CREATE TABLE IF NOT EXISTS bar (
  id INT4 GENERATED BY DEFAULT AS IDENTITY (INCREMENT BY 1 MINVALUE -2147483648 START -2147483648),
  foo_id INT4 NOT NULL REFERENCES foo(id)
);

I get this output:

$ psql test -f bug01.sql
CREATE TABLE
psql:bug01.sql:9: ERROR:  there is no unique constraint matching given keys for referenced table "foo"

I thought GENERATED BY DEFAULT AS IDENTITY would have satisfied the uniqueness constraint. What am I missing? And how do I resolve the issue?

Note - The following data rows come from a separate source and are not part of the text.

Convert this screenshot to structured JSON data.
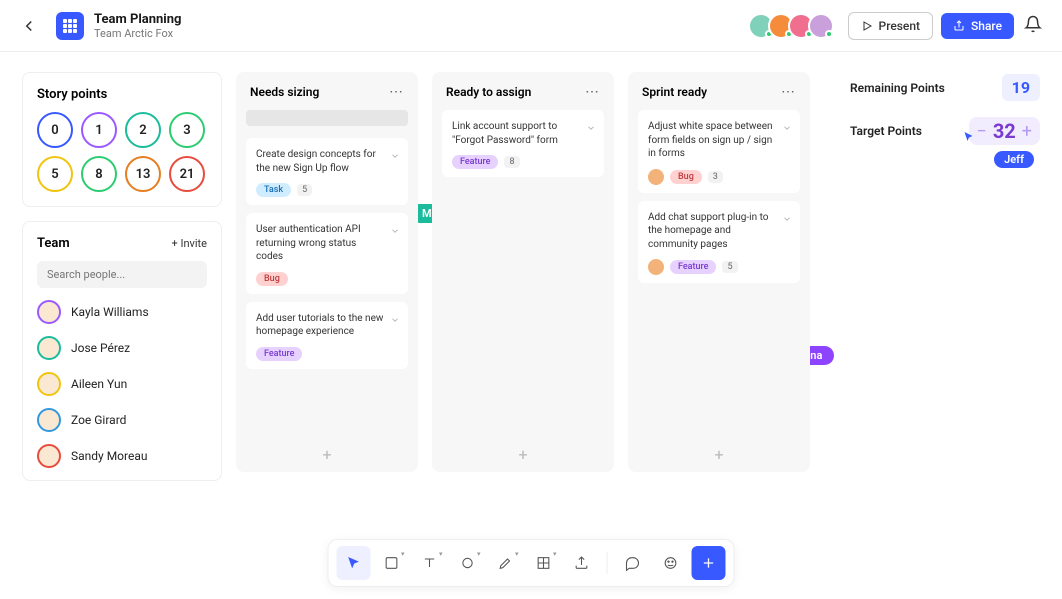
{
  "header": {
    "title": "Team Planning",
    "subtitle": "Team Arctic Fox",
    "present": "Present",
    "share": "Share"
  },
  "avatars": [
    {
      "bg": "#7fd1b9"
    },
    {
      "bg": "#f48c3b"
    },
    {
      "bg": "#f06f8e"
    },
    {
      "bg": "#c9a0dc"
    }
  ],
  "storyPoints": {
    "heading": "Story points",
    "values": [
      "0",
      "1",
      "2",
      "3",
      "5",
      "8",
      "13",
      "21"
    ],
    "colors": [
      "#3859ff",
      "#9b59ff",
      "#1abc9c",
      "#2ecc71",
      "#f1c40f",
      "#2ecc71",
      "#e67e22",
      "#e74c3c"
    ]
  },
  "team": {
    "heading": "Team",
    "invite": "+ Invite",
    "searchPlaceholder": "Search people...",
    "members": [
      {
        "name": "Kayla Williams",
        "color": "#9b59ff"
      },
      {
        "name": "Jose Pérez",
        "color": "#1abc9c"
      },
      {
        "name": "Aileen Yun",
        "color": "#f1c40f"
      },
      {
        "name": "Zoe Girard",
        "color": "#3498db"
      },
      {
        "name": "Sandy Moreau",
        "color": "#e74c3c"
      }
    ]
  },
  "columns": [
    {
      "title": "Needs sizing",
      "placeholder": true,
      "cards": [
        {
          "title": "Create design concepts for the new Sign Up flow",
          "tag": "Task",
          "tagClass": "tag-task",
          "count": "5"
        },
        {
          "title": "User authentication API returning wrong status codes",
          "tag": "Bug",
          "tagClass": "tag-bug"
        },
        {
          "title": "Add user tutorials to the new homepage experience",
          "tag": "Feature",
          "tagClass": "tag-feature"
        }
      ]
    },
    {
      "title": "Ready to assign",
      "cards": [
        {
          "title": "Link account support to \"Forgot Password\" form",
          "tag": "Feature",
          "tagClass": "tag-feature",
          "count": "8"
        }
      ]
    },
    {
      "title": "Sprint ready",
      "cards": [
        {
          "title": "Adjust white space between form fields on sign up / sign in forms",
          "tag": "Bug",
          "tagClass": "tag-bug",
          "count": "3",
          "avatar": true
        },
        {
          "title": "Add chat support plug-in to the homepage and community pages",
          "tag": "Feature",
          "tagClass": "tag-feature",
          "count": "5",
          "avatar": true
        }
      ]
    }
  ],
  "metrics": {
    "remainingLabel": "Remaining Points",
    "remainingValue": "19",
    "targetLabel": "Target Points",
    "targetValue": "32",
    "jeff": "Jeff"
  },
  "cursors": {
    "mona": "Mona",
    "yana": "Yana"
  }
}
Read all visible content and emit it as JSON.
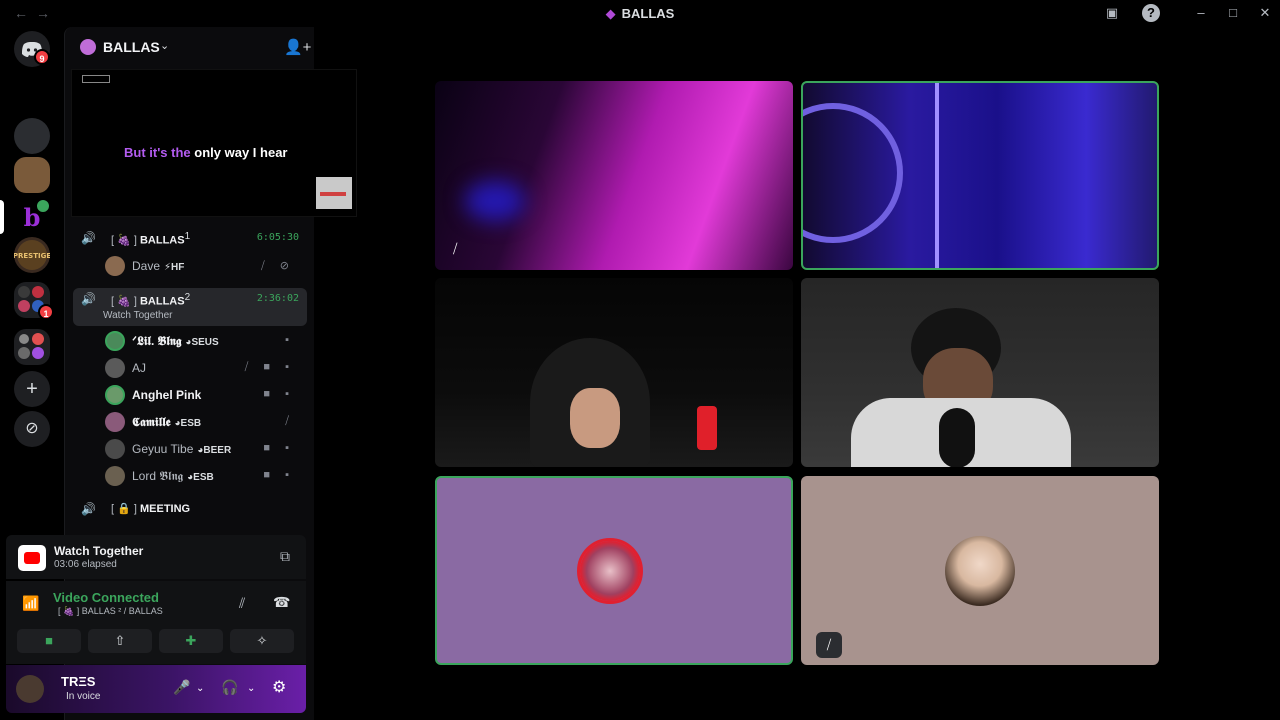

UPDATE: Applying Bergi's answer and comments, I added a primary key constraint to each identity column and that solved the problem:

CREATE TABLE IF NOT EXISTS foo (
  id INT4 PRIMARY KEY GENERATED BY DEFAULT AS IDENTITY (INCREMENT BY 1 MINVALUE -2147483648 START -2147483648),
  foo TEXT UNIQUE NOT NULL
);

CREATE TABLE IF NOT EXISTS bar (
  id INT4 PRIMARY KEY GENERATED BY DEFAULT AS IDENTITY (INCREMENT BY 1 MINVALUE -2147483648 START -2147483648),
  foo_id INT4 NOT NULL REFERENCES foo(id)
);
$ psql test -f bug01.sql
CREATE TABLE
CREATE TABLE

Thanks!

CodePudding user response:

Well, no. GENERATED just means it's harder to overwrite (requiring special syntax) than a DEFAULT value, and AS IDENTITY is just a fancy way of defining an implicit sequence, similar to SERIAL.

You still can insert duplicates in your column, either by resetting the sequence or using OVERRIDING SYSTEM VALUE, you must declare the appropriate constraints to prevent this. Simply make your id the PRIMARY KEY of the table.